For the Boys could have been a perfect vehicle for Bette Midler, if she were permitted to sing more in her unique style, using campy and witty phrasings, as she has done with great skills in her live shows and records. But Midler is not allowed to sing; her song-and-dance numbers are choppily cut and edited. And she does one embarrassing rendition of a great Beatles song, “In My Life,” which she performs in Vietnam wearing sunglasses!
A muddle of a movie, in the end, it is not clear what For the Boys is about. On one level, it is a schmaltzy showbiz tale, similar to Neil Simon’s The Sunshine Boys (with a gender change). On another, it is a look at the ever-changing history of American society, seen through musical numbers of the different eras. However, the movie fails on both counts. Moreover, the movie could not decide whether the relationship between Eddie and Dixie should be strictly professional, and/or romantic, and/or sexual.
Everything about the film is routine, beginning with the use of flashbacks as the film’s framing device. The screenplay, credited to Marshall Brickman, Neal Jimenez and Lindy Laub, consists of a bunch of cliches. When Dixie is offered a USO stint overseas, her friend tells her that it is “a career-maker!” Later, Dixie describes WWII as “Everybody’s big break.” “You’re not an act, you’re an industry,” the team is told when it achieves success. There are a few funny lines, but they are buried under so much drivel that one needs to dig them out.
The viewers are supposed to believe that offstage, Eddie and Dixie fought their personal wars, but once the curtain rose, they took the stage and “did it for the boys.” We are constantly reminded what a fantastic comedian Eddie, but there is no evidence on screen of his alleged talent, or of the spark between him and Dixie. The lack of chemistry–between the two performers in their act and between the two actors who play them, is fatal–it makes their long-enduring professional connection and, in the final account, friendship inexplicable.

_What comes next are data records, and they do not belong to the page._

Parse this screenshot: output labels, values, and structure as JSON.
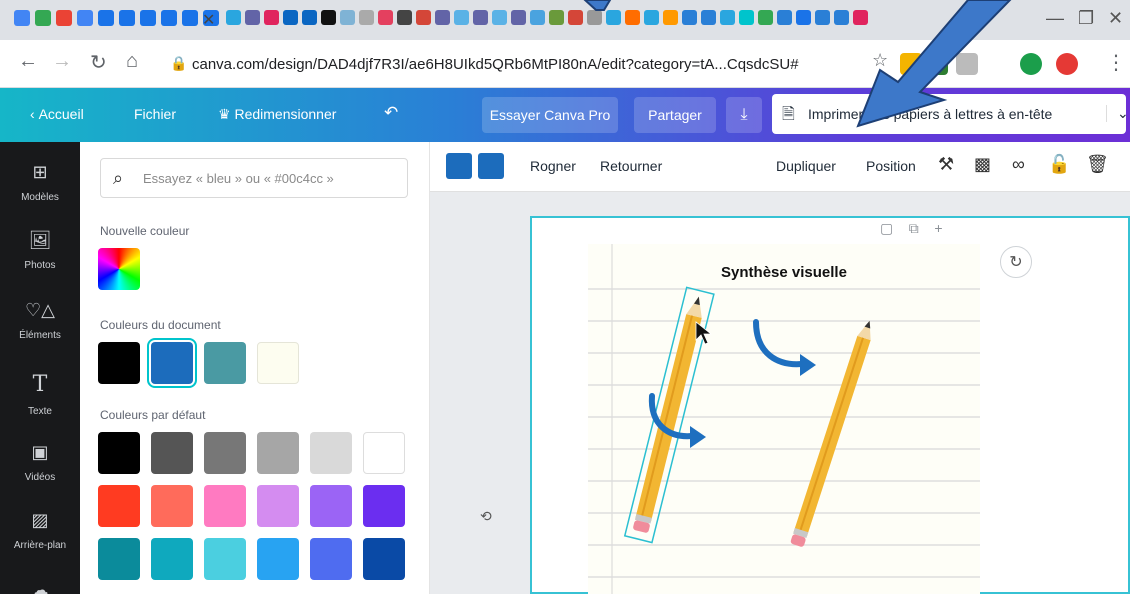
{
  "browser": {
    "url": "canva.com/design/DAD4djf7R3I/ae6H8UIkd5QRb6MtPI80nA/edit?category=tA...CqsdcSU#",
    "favicon_colors_left": [
      "#4285f4",
      "#34a853",
      "#ea4335",
      "#4285f4",
      "#1a73e8",
      "#1a73e8",
      "#1a73e8",
      "#1a73e8",
      "#1a73e8",
      "#1a73e8"
    ],
    "favicon_colors_right": [
      "#2aa6df",
      "#6264a7",
      "#e0245e",
      "#0a66c2",
      "#0a66c2",
      "#111111",
      "#7fb3d5",
      "#aaaaaa",
      "#e4405f",
      "#444444",
      "#d44638",
      "#6264a7",
      "#5ab2e6",
      "#6264a7",
      "#5ab2e6",
      "#6264a7",
      "#4aa3df",
      "#6a9a3b",
      "#d44638",
      "#999999",
      "#2aa6df",
      "#ff6d00",
      "#2aa6df",
      "#ff9900",
      "#2a7fd6",
      "#2a7fd6",
      "#2aa6df",
      "#00c4cc",
      "#34a853",
      "#2a7fd6",
      "#1a73e8",
      "#2a7fd6",
      "#2a7fd6",
      "#e0245e",
      "#d44638",
      "#7b1fa2"
    ]
  },
  "header": {
    "back_label": "Accueil",
    "file_label": "Fichier",
    "resize_label": "Redimensionner",
    "undo_icon": "undo-icon",
    "try_pro_label": "Essayer Canva Pro",
    "share_label": "Partager",
    "download_icon": "download-icon",
    "print_label": "Imprimer des papiers à lettres à en-tête"
  },
  "sidebar": {
    "items": [
      {
        "label": "Modèles",
        "icon": "layout-icon"
      },
      {
        "label": "Photos",
        "icon": "image-icon"
      },
      {
        "label": "Éléments",
        "icon": "shapes-icon"
      },
      {
        "label": "Texte",
        "icon": "text-icon"
      },
      {
        "label": "Vidéos",
        "icon": "video-icon"
      },
      {
        "label": "Arrière-plan",
        "icon": "pattern-icon"
      }
    ]
  },
  "panel": {
    "search_placeholder": "Essayez « bleu » ou « #00c4cc »",
    "new_color_label": "Nouvelle couleur",
    "document_colors_label": "Couleurs du document",
    "default_colors_label": "Couleurs par défaut",
    "document_colors": [
      "#000000",
      "#1c6cbc",
      "#4a9aa3",
      "#fdfdf0"
    ],
    "default_colors": [
      [
        "#000000",
        "#555555",
        "#777777",
        "#a6a6a6",
        "#d9d9d9",
        "#ffffff"
      ],
      [
        "#ff3b21",
        "#ff6b5b",
        "#ff7ac1",
        "#d48cf0",
        "#9b64f5",
        "#6b2ef0"
      ],
      [
        "#0b8b9b",
        "#0fa9be",
        "#4bcfe0",
        "#28a3f2",
        "#4f6cf0",
        "#0a4aa6"
      ]
    ]
  },
  "toolbar": {
    "crop_label": "Rogner",
    "flip_label": "Retourner",
    "duplicate_label": "Dupliquer",
    "position_label": "Position"
  },
  "canvas": {
    "title": "Synthèse visuelle"
  },
  "colors": {
    "accent": "#00c4cc",
    "selected_blue": "#1c6cbc",
    "arrow_blue": "#1e6fbf"
  }
}
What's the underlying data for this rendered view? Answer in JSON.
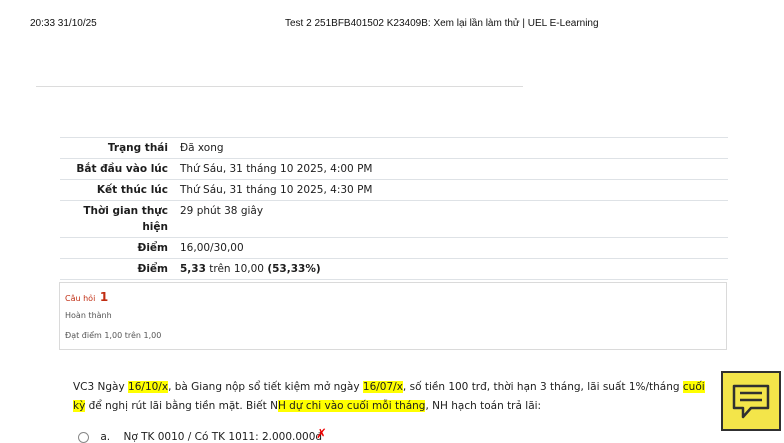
{
  "print_header": {
    "timestamp": "20:33 31/10/25",
    "title": "Test 2 251BFB401502 K23409B: Xem lại lần làm thử | UEL E-Learning"
  },
  "summary": {
    "rows": [
      {
        "label": "Trạng thái",
        "value": "Đã xong"
      },
      {
        "label": "Bắt đầu vào lúc",
        "value": "Thứ Sáu, 31 tháng 10 2025, 4:00 PM"
      },
      {
        "label": "Kết thúc lúc",
        "value": "Thứ Sáu, 31 tháng 10 2025, 4:30 PM"
      },
      {
        "label": "Thời gian thực hiện",
        "value": "29 phút 38 giây"
      },
      {
        "label": "Điểm",
        "value": "16,00/30,00"
      }
    ],
    "grade_row": {
      "label": "Điểm",
      "score": "5,33",
      "middle": " trên 10,00 ",
      "percent": "(53,33%)"
    }
  },
  "question": {
    "number_prefix": "Câu hỏi",
    "number": "1",
    "state": "Hoàn thành",
    "grade": "Đạt điểm 1,00 trên 1,00",
    "text_parts": [
      {
        "t": "VC3 Ngày ",
        "hl": false
      },
      {
        "t": "16/10/x",
        "hl": true
      },
      {
        "t": ", bà Giang nộp sổ tiết kiệm mở ngày ",
        "hl": false
      },
      {
        "t": "16/07/x",
        "hl": true
      },
      {
        "t": ", số tiền 100 trđ, thời hạn 3 tháng, lãi suất 1%/tháng ",
        "hl": false
      },
      {
        "t": "cuối kỳ",
        "hl": true
      },
      {
        "t": " để nghị rút lãi bằng tiền mặt. Biết N",
        "hl": false
      },
      {
        "t": "H dự chi vào cuối mỗi tháng",
        "hl": true
      },
      {
        "t": ", NH hạch toán trả lãi:",
        "hl": false
      }
    ],
    "option_a": {
      "letter": "a.",
      "text": "Nợ TK 0010 / Có TK 1011: 2.000.000đ"
    }
  },
  "colors": {
    "highlight": "#ffff00",
    "question_number": "#c02d12",
    "chat_button": "#f3e54a"
  },
  "chat_button": {
    "icon": "chat-icon"
  }
}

Desperate to please all audiences, at all costs, For the Boys pleases no segment of the audience. What a waste of great musical, comic, and acting talent. With a running time of 2 hours and 24 minute, For the Boys may well become the season’ greatest disappointment among the large-scale productions.
Oscar Alert:
Oscar Nominations: 1
Actress: Bette Midler
Oscar Context:
The winner of the Best Actress was Jodie Foster for the thriller-horror “The Silence of the Lambs,” in a race that included Laura Dern in “Rambling Rose,” and Geena Davis and Susan Sarandon, both nominated for “Thelma & Louise.”